On m'a parlé de l'un de ces hommes, un jour. Oui, un jour, on m'a parlé de l'un d'eux, on m'a raconté
sa vie par le menu, une vie somme tout ordinaire malgré son insatiable curiosité.
Il était l'aîné d'une fratrie de 6 enfants, milieu très modeste, père ouvrier, métallurgiste, mère au
foyer, petits moyens petits boulots pour arrondir les fins de mois difficiles. Travail au champ ou aux
jardins partagés, tapisserie chez l'un, tricot pour l'autre, une chorégraphie familiale savamment
orchestrée par Paloma, la maman, qui dès les premières lueurs du jour, été comme hiver, s'évertuait
à faire fonctionner cette horlogerie fine que constituait sa famille. La Famille comme on l'appelait,
encore aujourd’hui. Cette famille était hermétique au bruit du monde, les enfants allaient certes à
l'école mais pour le reste, ils vivaient en quasi-autarcie.
Ils ne fréquentaient ni l'église, ni le bar, ni les clubs sportifs, ni les centres culturels, rien. Ils se
suffisaient à eux-mêmes. Jusqu'à ce que les enfants grandissent et l'instruction aidant s'émancipent
de la vision idéalisée de l'union familiale qu'avait eue leur père bien avant leurs naissances.

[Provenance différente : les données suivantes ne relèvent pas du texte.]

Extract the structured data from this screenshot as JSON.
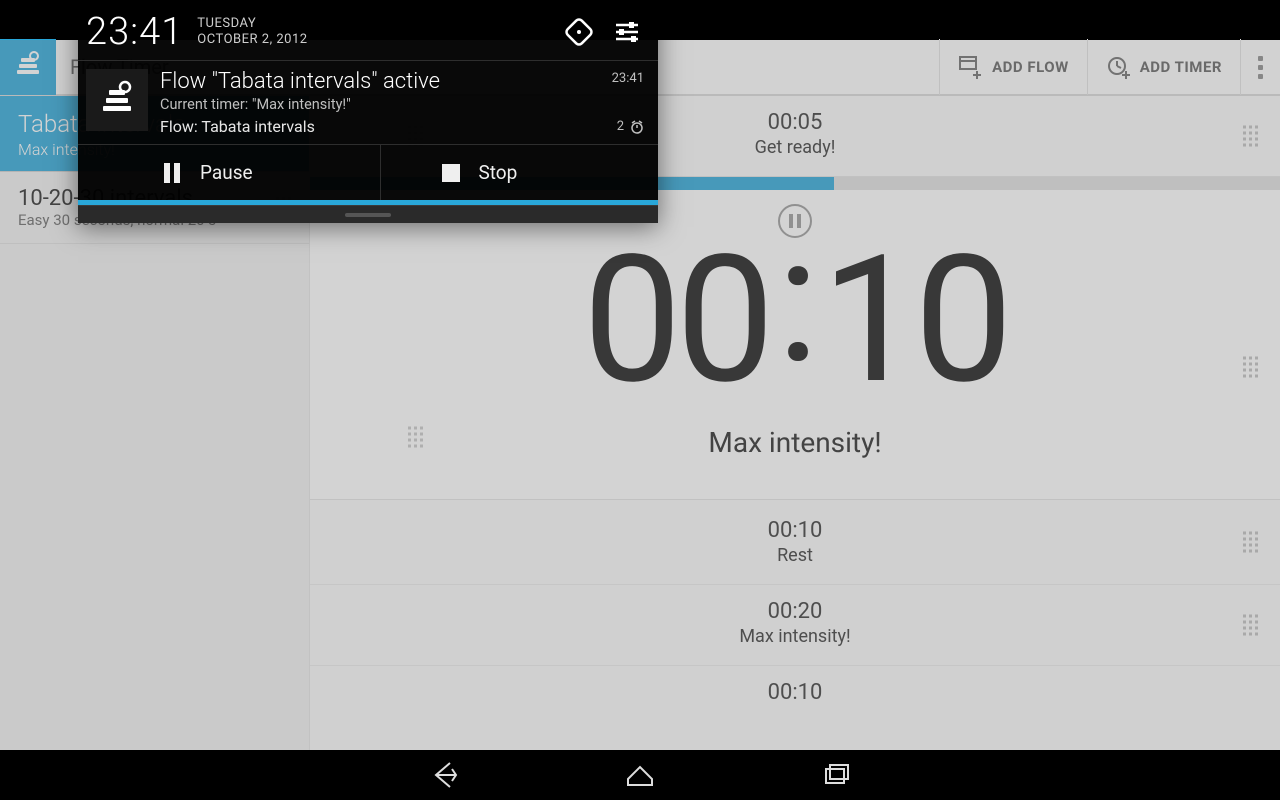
{
  "status": {
    "time": "23:41",
    "day": "TUESDAY",
    "date": "OCTOBER 2, 2012"
  },
  "actionbar": {
    "title": "Flow Timer",
    "add_flow": "ADD FLOW",
    "add_timer": "ADD TIMER"
  },
  "sidebar": {
    "active": {
      "title": "Tabata intervals",
      "subtitle": "Max intensity!"
    },
    "items": [
      {
        "title": "10-20-30 intervals",
        "subtitle": "Easy 30 seconds, normal 20 s"
      }
    ]
  },
  "timer": {
    "top": {
      "time": "00:05",
      "label": "Get ready!"
    },
    "current": {
      "time_mm": "00",
      "time_ss": "10",
      "label": "Max intensity!",
      "progress_pct": 54
    },
    "upcoming": [
      {
        "time": "00:10",
        "label": "Rest"
      },
      {
        "time": "00:20",
        "label": "Max intensity!"
      },
      {
        "time": "00:10",
        "label": ""
      }
    ]
  },
  "notification": {
    "title": "Flow \"Tabata intervals\" active",
    "sub": "Current timer: \"Max intensity!\"",
    "line": "Flow: Tabata intervals",
    "time": "23:41",
    "count": "2",
    "actions": {
      "pause": "Pause",
      "stop": "Stop"
    }
  }
}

Ce jour-là, devant la citadelle, apprêté comme jamais il ne le fût ni comme jamais plus il ne le serait,
saisi par cette ardeur mélancolique qui peut survenir le jour de son mariage, se désir ardent
d'embrasser la vie, d'embrasser sa femme, de s'unir à jamais à celle qui semble être un
dédoublement de soi, son âme sœur, son âme siamoise, ce désir ardent d'employer la vie et de pétrir
enfin la chair de sa femme et de s'enfoncer en elle jusqu'au premier soleil.
Ce jour-là, sous le regard du curé attentif, lorsqu'il vit Paloma avancer vers lui au bras de son père, il
sut qu'il construirait sa famille, semblable à une île, une île certes secouée par la douce violence du
ressac, mais épargnée par les tempêtes du grand large. Il bannirait les journaux, les écrans en tout
genre et les jouets trop violents ou simulacres d'engins de guerre, il sélectionnerait avec grand soin la
littérature accessible, et boycottera les thrillers, ce qu'il voulait pour sa famille n'était qu'amour et
douceur.
L'éloge de la délicatesse rythmait depuis sa vie, celle de sa femme et celle de ses enfants.